Plans to redevelop a long-vacant Science Park lot grew in size to 176 proposed apartments — and won an initial recommendation to do so.
That recommendation took place during the latest special City Plan Commission meeting. The virtual meeting was held online via Zoom.
Local land-use commissioners voted unanimously in support of a proposed zoning ordinance text and map amendment to modify Planned Development District (PDD) #49 to expand the boundaries of Parcel K to include the entirety of 291 and 309 Ashmun St. and 178 – 186 Canel St, and to allow for residential use of up to 176 apartments, 88 parking spaces, and associated community/amenity space.
What does all of that mean?
Westville Alder and City Plan Commissioner Adam Marchand summed it up this way Wednesday night: “At the end of the day, what’s before us is a map change and a text change that enable a large apartment building to be built that couldn’t otherwise be built on these collections of parcels.”
The city currently owns that fenced-in 1.7‑acre site bounded by Henry Street, Canal Street, and Ashmun Street. The Board of Alders approved a Development and Land Disposition Agreement (DLDA) and tax break deal last year that would have the city sell the site to RJ Development & Advisors LLC for $500,000.
In turn, RJ Development — which is controlled by local developer Yves Joseph — plans to build a new five-story apartment building, parking spots, and open space.
According to last year’s DLDA, the proposed apartment building would include 150 new rental units.
On Wednesday night, Joseph and attorney Rolan Young described how the project has grown in size to include up to 176 apartments and 88 parking spaces. Thus the zoning text and map amendment requests.
“The plan is to construct up to 176 units of residential housing,” Young said. The DLDA and tax agreement call for one third of the units to be “affordable.”
Young said that that breakout means that no fewer than 25 units will be reserved for renters earning 80 percent or less of the area median income (AMI), no fewer than 15 units at 60 AMI, and no fewer than 10 units made available for Section 8 voucher holders.
The project’s engineer Katy Gagnon said that RJ Development plans to build an L‑shaped building that primarily fronts on Henry Street, and that would have surface lots accessible via three driveways on Ashmun Street.
The developers did not go too far into the weeds on the details of the project Wednesday because the hearing was not a detailed site plan review, but rather a zoning amendment discussion. If the Board of Alders approves the proposed zoning changes, the developer would have to come back to City Plan Commission for a detailed site plan review.
City attorney Mike Pinto explained that the current fenced-in vacant lot — affectionately referred to as “the pork chop” because of its T‑bone-like shape, and which used to house the former Elm Haven housing projects — actually consists of three separate parcels.
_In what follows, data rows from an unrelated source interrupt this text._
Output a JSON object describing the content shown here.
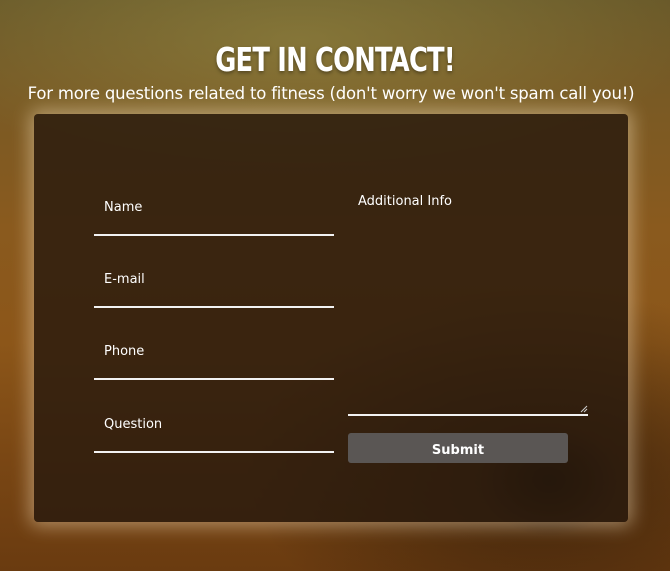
{
  "header": {
    "title": "GET IN CONTACT!",
    "subtitle": "For more questions related to fitness (don't worry we won't spam call you!)"
  },
  "form": {
    "fields": [
      {
        "label": "Name",
        "value": ""
      },
      {
        "label": "E-mail",
        "value": ""
      },
      {
        "label": "Phone",
        "value": ""
      },
      {
        "label": "Question",
        "value": ""
      }
    ],
    "additional_info_label": "Additional Info",
    "submit_label": "Submit"
  },
  "colors": {
    "panel": "#281a0e",
    "underline": "#f2f2f2",
    "button": "#5a5654",
    "text": "#ffffff"
  }
}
The proposed zoning map change would bring them all into one parcel, dubbed PDD #49 Parcel K. The zoning text amendment, meanwhile, would update the allowed uses on that parcel to include up to 176 apartments and 88 parking spaces.
Joseph said that, if the alders approved the zoning changes, his company plans on hosting a public meeting with Dixwell Alder Jeanette Morrison at which community members can weigh in on “aesthetic design and architecture” for the project. Joseph said his company will incorporate that feedback into the detailed site plan his company ultimately submits to the City Plan Commission.
“Generally speaking, this commission has been quite support of increasing density,” particularly downtown, in areas with “institutional presences,” and in neighborhoods that are growing, Marchand said in support of the project.
Young pointed out that, by approving the DLDA and tax agreement last year, the alders have already thrown their support behind the proposed apartment building. This zoning change is simply necessary to make that now-larger vision a reality.
The proposed zoning changes now advance to an aldermanic committee for a public hearing and further discussion before moving to the full Board of Alders for a final vote.